Re: Dark Dominicks going unfilled
Posted: January 31st, 2016, 8:19 pm
As for the quick pull-out of Dominick's while Genuardi's was a bit slower, remember Genuardi's had C&S-based warehouses doing the work and they could survive off of that (or even the other C&S-operated warehouse that did the Safeway stores in the East). Dominick's had its own warehouse and couldn't do a slow phaseout like Genuardi's could.
I don't know how much those 19 dark stores would really work though in keeping out market share, or even if they would've been still viable for grocery use. The plan might even be to sell of the higher-valued locations to pay down debt, just as they did with other divisions in the LLC days. Albertsons even renewed a lease for a Florida store (4466, I believe) prior to closing it and eventually sold it to Walmart Neighborhood Market a few years later.storewanderer wrote: It would not surprise me if they started talking while Dominicks was in the process of closing (while other stores had already been making offers on some stores) or very shortly after. This may have motivated Safeway to hold on to more of those properties than they normally would have held on to when "exiting a market." Those empty Dominicks would be very attractive to Albertsons to help keep a competitor out that may impact Jewel and they realized this was a "silent benefit" of buying Safeway.

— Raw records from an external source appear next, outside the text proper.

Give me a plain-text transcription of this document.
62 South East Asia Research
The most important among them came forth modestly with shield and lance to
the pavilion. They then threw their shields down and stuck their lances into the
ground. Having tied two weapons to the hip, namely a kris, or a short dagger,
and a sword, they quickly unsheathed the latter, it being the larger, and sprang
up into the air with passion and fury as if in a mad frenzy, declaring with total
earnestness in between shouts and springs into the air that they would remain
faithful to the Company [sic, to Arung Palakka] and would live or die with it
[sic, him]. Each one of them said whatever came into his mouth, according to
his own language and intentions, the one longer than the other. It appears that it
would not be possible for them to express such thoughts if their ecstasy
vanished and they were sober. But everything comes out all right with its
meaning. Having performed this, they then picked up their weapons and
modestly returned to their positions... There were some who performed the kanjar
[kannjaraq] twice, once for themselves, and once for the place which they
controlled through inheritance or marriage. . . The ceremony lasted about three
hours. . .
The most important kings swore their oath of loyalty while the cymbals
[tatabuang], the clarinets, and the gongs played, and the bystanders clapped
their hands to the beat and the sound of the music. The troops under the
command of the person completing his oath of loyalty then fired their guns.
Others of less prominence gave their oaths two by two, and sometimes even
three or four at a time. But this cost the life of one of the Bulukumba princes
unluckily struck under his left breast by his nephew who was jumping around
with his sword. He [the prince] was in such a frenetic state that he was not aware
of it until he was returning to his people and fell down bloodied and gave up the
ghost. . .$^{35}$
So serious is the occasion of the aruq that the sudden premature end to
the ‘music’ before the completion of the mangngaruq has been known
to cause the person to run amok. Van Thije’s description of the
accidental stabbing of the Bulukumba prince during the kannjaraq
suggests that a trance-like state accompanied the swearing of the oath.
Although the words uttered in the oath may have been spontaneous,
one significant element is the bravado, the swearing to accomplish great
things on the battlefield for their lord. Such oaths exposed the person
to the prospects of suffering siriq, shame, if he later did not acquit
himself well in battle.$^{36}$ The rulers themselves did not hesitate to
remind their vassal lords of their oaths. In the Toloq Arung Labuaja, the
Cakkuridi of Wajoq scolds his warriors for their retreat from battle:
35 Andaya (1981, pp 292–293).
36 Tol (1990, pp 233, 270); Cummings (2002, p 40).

Honestly, they should've paid attention when Albertsons was selling off stores to the #1 competitors in Florida and Texas, which gave both dark stores to play with (or a monopoly). But I digress...Also the FTC should have studied those dark stores in Chicago and required divesting as necessary. When ABS/ASC merged in 1999 they looked at each company's development sites and even required some sites to be divested off. I feel like the FTC really rubber stamped the Albertsons/Safeway merger.